Azure Websites sets some environment variables with information about your website.

Website Environment Variables

  • WEBSITE_SITE_NAME - The name of the site.
  • WEBSITE_SKU - The sku of the site (Possible values: Free, Shared, Basic, Standard).
  • WEBSITE_COMPUTE_MODE - Specifies whether website is on a dedicated or shared VM/s (Possible values: Shared, Dedicated).
  • WEBSITE_SITE_MODE - The mode for the site (can be Limited for a free site, Basic for a shared site or empty for a standard site).
  • WEBSITE_HOSTNAME - The Azure Website's primary host name for the site (For example: site.azurewebsites.net). Note that custom hostnames are not accounted for here.
  • WEBSITE_INSTANCE_ID - The id representing the VM that the site is running on (If site runs on multiple instances, each instance will have a different id).
  • WEBSITE_NODE_DEFAULT_VERSION - The default node version this website is using.
  • WEBSOCKET_CONCURRENT_REQUEST_LIMIT - The limit for websocket's concurrent requests.

WebJobs Environment Variables

Web-jobs#environment-settings

File system

There are three main types of files that an Azure Web Site can deal with

Persisted files

This is what you can view as your web site's files. They follow a structure described here. They are rooted in d:\home, which can also be found using the %HOME% environment variable.

These files are persistent, meaning that you can rely on them staying there until you do something to change them. Also, they are shared between all instances of your site (when you scale it up to multiple instances). Internally, the way this works is that they are stored in Azure Storage instead of living on the local file system.

Free and Shared sites get 1GB of space, while Standard sites get 50GB. See more details on the Web Sites Pricing page.

Temporary files

A number of common Windows locations are using temporary storage on the local machine.
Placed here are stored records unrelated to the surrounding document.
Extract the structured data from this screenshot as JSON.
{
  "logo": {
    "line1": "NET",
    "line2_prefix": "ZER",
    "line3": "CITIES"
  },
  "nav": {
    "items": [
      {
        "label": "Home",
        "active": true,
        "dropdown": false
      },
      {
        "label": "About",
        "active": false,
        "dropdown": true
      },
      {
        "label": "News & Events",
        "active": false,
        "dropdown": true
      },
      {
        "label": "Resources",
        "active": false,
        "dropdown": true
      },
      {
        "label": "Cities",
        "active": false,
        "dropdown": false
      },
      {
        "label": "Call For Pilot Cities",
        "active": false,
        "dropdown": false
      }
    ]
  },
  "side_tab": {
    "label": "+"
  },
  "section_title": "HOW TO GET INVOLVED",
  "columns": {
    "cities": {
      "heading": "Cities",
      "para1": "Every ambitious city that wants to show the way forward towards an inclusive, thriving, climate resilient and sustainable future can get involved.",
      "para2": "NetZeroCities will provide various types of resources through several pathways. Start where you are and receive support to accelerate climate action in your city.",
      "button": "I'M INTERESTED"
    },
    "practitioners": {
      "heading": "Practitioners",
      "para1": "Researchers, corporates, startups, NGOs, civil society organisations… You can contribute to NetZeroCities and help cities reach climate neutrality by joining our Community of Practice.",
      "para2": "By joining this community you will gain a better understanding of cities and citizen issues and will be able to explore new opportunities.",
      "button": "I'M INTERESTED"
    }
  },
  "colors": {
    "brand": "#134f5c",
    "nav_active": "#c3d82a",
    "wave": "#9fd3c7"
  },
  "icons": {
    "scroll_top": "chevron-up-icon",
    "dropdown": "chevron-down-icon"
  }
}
For instance

  • %APPDATA% points to something like C:\DWASFiles\Sites\mysite\AppData.
  • %TMP% goes to C:\DWASFiles\Sites\mysite\Temp.

Unlike Persisted files, these files are not shared among site instances. Also, you cannot rely on them staying there. For instance, if you stop a site and restart it, you'll find that all of these folders get reset to their original state.

For Free and Shared sites, there is a 200MB limit for all these locations together (i.e. not per-folder). For Standard and Basic sites, the limit is very high.

Machine level read-only files

The web site is able to access many standard Windows locations like %ProgramFiles% and %windir%. These files can never be modified by the web site.

Restrictions

Azure websites run in a sandboxed environment that allows multiple sites to safely co-exist on the same machine.

In most cases, sites are able to do most things that 'normal' web sites typically need to do. But in some scenario, you may run into something that doesn't work due to sandbox limitations. Some restrictions are described below.

Sites cannot use the GDI API

For the most part, sites cannot call into GDI, which means that some libraries do not work.

Per this thread and this thread, special support was added to make ReportViewer work on sites that run in Basic or Standard mode. However, other libraries that generate PDF files (or use GDI in other ways) might still not work.

Sites cannot listen on sockets

Sites receive requests via IIS (or indirectly via iisnode), but they cannot start listening on sockets. So for instance if you try to listen on a custom port on localhost, it will not work.

Final notes

Note that the product is still evolving, so it is possible that some scenarios that don't work today will work in the future.

If you find something that doesn't work and you are not sure why, the best place to ask is the Azure Websites forum.